2001 film by Brian Clement

Meat Market 2 is a 2001 Canadian horror film directed and written by Brian Clement. It stars Claire Westby, Alison Therriault, and Stephan Eng as zombie hunters who discover a safe haven run by an authoritarian cult leader. It is the sequel to Clement's 2000 film Meat Market and is followed by Meat Market 3.

== Plot ==
Argenta, her vampire friend Nemesis, and a fellow survivor named Ferriden arrive at a safe haven run by Bill Wilhelm, who requires the people he shelters to surrender their freedom. Wilhelm wants to recruit Argenta, but he does not care for her companions. Nemesis is seemingly executed and Ferriden turned over to mad scientists in the compound.
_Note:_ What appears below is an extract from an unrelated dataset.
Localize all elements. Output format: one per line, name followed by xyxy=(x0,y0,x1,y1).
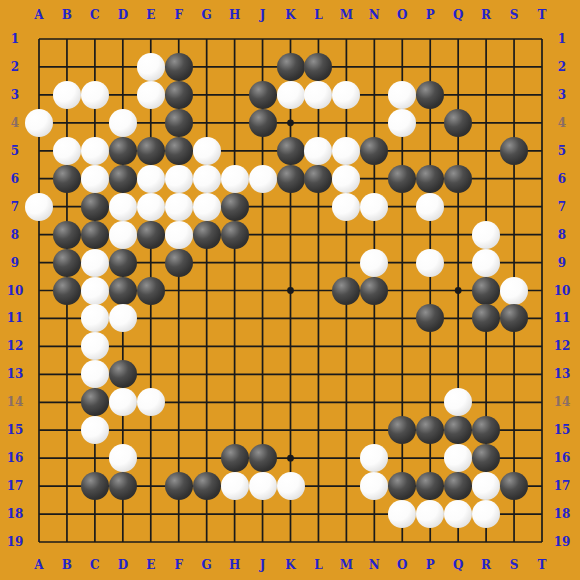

When Nemesis returns for vengeance, zombies attack the inhabitants and kill Wilhelm.

== Cast ==
- Claire Westby as Argenta
- Alison Therriault as Nemesis
- Stephen Eng as Ferriden
- Terra Thomsen as Lt. Janet Habsburg
- Rob Nesbitt as Bill Wilhelm
- Chuck Depape as Dr. Gehlen
- Dave Krawchuck as Dr. Hubbard
- Dustan Roberts as The Chef

== Release ==
Sub Rosa Studios released the film in a bundle with Meat Market, the first film, in January 2007.

== Reception ==
Mike Bracken of IGN called the film watchable, especially considering its budget, but he criticized the weak social commentary and slow pacing. Beyond Hollywood wrote that the film panders too much to fans of gore films while ignoring the story. Commenting on the number of zombies and excessive gore, Peter Dendle wrote in The Zombie Movie Encyclopedia that the franchise "traffics in quantity over quality."